"Ugh!" I ejaculated, "you wouldn't have me believe that. Just a little while before you came to us I had a bad fall off the table. I can tell you it hurt!"
"I've fallen, too, off a tree," answered my cousin, not to be outdone, for boys are wont to brag of their honourable scars, "and it hurt a great deal, but I mean falling from higher still. One of the sailors I talked to on board ship had fallen from a mast, and he told me that he went over and over; the first time he went over seemed quite a long time, and between that and the second time he seemed to remember almost everything he had ever cared about much in all his life, but after the second going over he never knew anything until he found himself lying in the cabin, and the doctor setting his arm, which had been broken in the fall, though he never felt it."
"I'll be bound he felt it enough when the doctor got to work upon him," remarked George.
"Yes; but he didn't feel it when it broke," returned Aleck, who wished to establish his point.

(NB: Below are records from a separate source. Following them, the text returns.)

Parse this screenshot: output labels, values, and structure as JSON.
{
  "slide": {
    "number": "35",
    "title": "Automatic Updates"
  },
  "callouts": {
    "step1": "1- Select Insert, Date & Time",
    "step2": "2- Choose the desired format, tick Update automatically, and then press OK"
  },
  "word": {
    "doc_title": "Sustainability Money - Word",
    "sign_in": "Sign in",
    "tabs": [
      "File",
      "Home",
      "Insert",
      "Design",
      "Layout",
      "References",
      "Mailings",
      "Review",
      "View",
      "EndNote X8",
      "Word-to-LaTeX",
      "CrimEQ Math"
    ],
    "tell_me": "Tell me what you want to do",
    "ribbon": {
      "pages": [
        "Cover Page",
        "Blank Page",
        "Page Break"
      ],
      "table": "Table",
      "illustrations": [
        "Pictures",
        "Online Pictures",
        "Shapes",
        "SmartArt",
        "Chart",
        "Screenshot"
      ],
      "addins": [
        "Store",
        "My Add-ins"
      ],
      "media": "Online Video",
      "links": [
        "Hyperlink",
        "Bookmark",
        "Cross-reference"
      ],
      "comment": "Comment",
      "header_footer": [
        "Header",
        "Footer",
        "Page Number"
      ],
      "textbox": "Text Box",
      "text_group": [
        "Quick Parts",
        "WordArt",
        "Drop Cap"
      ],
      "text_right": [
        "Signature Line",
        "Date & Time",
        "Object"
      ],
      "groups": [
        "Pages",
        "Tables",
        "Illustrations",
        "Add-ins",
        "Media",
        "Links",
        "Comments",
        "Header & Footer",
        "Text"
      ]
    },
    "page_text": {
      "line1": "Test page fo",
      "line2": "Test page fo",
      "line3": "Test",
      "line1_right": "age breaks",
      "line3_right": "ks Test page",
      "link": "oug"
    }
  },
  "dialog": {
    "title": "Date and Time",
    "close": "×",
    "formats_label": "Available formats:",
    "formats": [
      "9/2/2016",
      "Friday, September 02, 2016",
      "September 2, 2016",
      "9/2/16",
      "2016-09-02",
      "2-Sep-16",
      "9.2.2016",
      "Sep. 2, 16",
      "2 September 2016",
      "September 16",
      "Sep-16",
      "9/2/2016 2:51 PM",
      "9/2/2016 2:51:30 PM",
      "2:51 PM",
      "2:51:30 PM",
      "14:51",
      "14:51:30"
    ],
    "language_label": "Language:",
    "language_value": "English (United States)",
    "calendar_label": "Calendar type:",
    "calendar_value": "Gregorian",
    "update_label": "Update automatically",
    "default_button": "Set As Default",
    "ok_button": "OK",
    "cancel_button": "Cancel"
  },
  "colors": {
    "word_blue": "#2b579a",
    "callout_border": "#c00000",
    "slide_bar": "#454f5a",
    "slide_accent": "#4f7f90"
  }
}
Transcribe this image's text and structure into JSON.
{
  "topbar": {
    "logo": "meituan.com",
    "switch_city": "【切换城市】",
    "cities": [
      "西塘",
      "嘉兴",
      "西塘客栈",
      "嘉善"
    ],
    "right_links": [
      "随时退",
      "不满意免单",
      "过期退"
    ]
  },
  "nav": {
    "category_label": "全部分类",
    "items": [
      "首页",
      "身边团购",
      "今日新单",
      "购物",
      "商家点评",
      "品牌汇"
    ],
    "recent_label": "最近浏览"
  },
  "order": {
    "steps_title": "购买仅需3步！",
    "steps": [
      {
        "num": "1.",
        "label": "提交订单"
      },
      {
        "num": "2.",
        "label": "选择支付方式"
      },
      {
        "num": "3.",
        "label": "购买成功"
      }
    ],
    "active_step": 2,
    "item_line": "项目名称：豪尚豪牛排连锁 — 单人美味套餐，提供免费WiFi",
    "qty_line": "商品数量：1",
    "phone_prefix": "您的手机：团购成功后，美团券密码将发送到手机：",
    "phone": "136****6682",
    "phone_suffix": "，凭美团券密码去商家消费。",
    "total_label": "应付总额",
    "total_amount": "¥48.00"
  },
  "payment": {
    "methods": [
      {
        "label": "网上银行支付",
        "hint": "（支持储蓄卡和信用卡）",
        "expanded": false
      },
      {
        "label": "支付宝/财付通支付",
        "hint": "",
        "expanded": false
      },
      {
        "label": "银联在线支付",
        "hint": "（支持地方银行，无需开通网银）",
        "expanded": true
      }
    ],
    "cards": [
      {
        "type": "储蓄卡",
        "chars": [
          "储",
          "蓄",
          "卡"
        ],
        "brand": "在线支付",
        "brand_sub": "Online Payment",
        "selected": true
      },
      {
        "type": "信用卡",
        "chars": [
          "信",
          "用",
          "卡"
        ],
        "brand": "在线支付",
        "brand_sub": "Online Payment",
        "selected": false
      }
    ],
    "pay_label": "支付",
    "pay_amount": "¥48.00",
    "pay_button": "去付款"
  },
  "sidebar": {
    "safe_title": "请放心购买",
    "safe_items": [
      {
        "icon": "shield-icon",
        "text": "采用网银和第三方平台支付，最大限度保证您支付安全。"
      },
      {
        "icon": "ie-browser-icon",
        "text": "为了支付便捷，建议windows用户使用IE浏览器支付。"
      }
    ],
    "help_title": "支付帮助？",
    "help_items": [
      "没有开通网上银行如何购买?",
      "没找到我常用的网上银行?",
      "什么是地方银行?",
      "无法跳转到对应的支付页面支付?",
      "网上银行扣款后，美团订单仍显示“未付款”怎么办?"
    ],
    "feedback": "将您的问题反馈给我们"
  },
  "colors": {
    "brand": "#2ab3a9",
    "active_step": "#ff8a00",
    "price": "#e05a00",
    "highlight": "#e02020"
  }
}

By this time the stately kite was lying on the grass. I lifted it up, and we started in procession for the Cove, Aleck acting train-bearer to the long tail, and winding it up as he went along; and Groves and Ralph carrying the hamper.

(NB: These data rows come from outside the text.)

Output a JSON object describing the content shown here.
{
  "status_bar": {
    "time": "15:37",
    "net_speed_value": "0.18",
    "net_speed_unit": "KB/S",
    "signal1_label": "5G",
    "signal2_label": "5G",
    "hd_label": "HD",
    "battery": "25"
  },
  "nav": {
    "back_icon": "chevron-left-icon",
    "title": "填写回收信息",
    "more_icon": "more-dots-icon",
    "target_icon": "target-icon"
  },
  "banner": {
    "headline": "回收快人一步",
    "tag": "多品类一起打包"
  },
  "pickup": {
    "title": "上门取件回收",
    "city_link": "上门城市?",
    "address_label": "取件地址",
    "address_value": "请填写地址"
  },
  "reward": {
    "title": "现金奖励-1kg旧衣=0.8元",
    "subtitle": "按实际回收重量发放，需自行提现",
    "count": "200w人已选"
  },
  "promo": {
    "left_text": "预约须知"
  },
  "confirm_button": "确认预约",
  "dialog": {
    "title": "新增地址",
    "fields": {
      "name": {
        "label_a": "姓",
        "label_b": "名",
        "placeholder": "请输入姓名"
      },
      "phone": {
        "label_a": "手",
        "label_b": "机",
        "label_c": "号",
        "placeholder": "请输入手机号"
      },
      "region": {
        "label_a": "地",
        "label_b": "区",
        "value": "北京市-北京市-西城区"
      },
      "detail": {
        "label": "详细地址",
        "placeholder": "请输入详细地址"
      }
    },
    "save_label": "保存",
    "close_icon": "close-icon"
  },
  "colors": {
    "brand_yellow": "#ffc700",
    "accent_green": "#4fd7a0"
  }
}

Another moment, and we were in sight of the Cove. My heart was beating violently, and I felt the crimson flush mount suddenly to my face, and then leave it again; but no one else noticed it, and as yet I could not see to the harbour-bar, so as to know whether the ship were safe or not. The little creek in which it had been left was, however, full in view, and Aleck instantly observed that his new treasure was not there.
But there was an entire absence of uneasiness in his tone, as he quietly remarked,—
"I suppose you put it into the boat-house lest it should be blown about whilst we were away;" and without waiting for an answer he placed the rolled-up tail of the kite in my hand, and ran forwards to look into the boat-house for it.
It was in vain, however, that he searched first my miniature boat-house, and then every nook and corner of the real one.
"It's not there," he said. "I thought you must have put it away."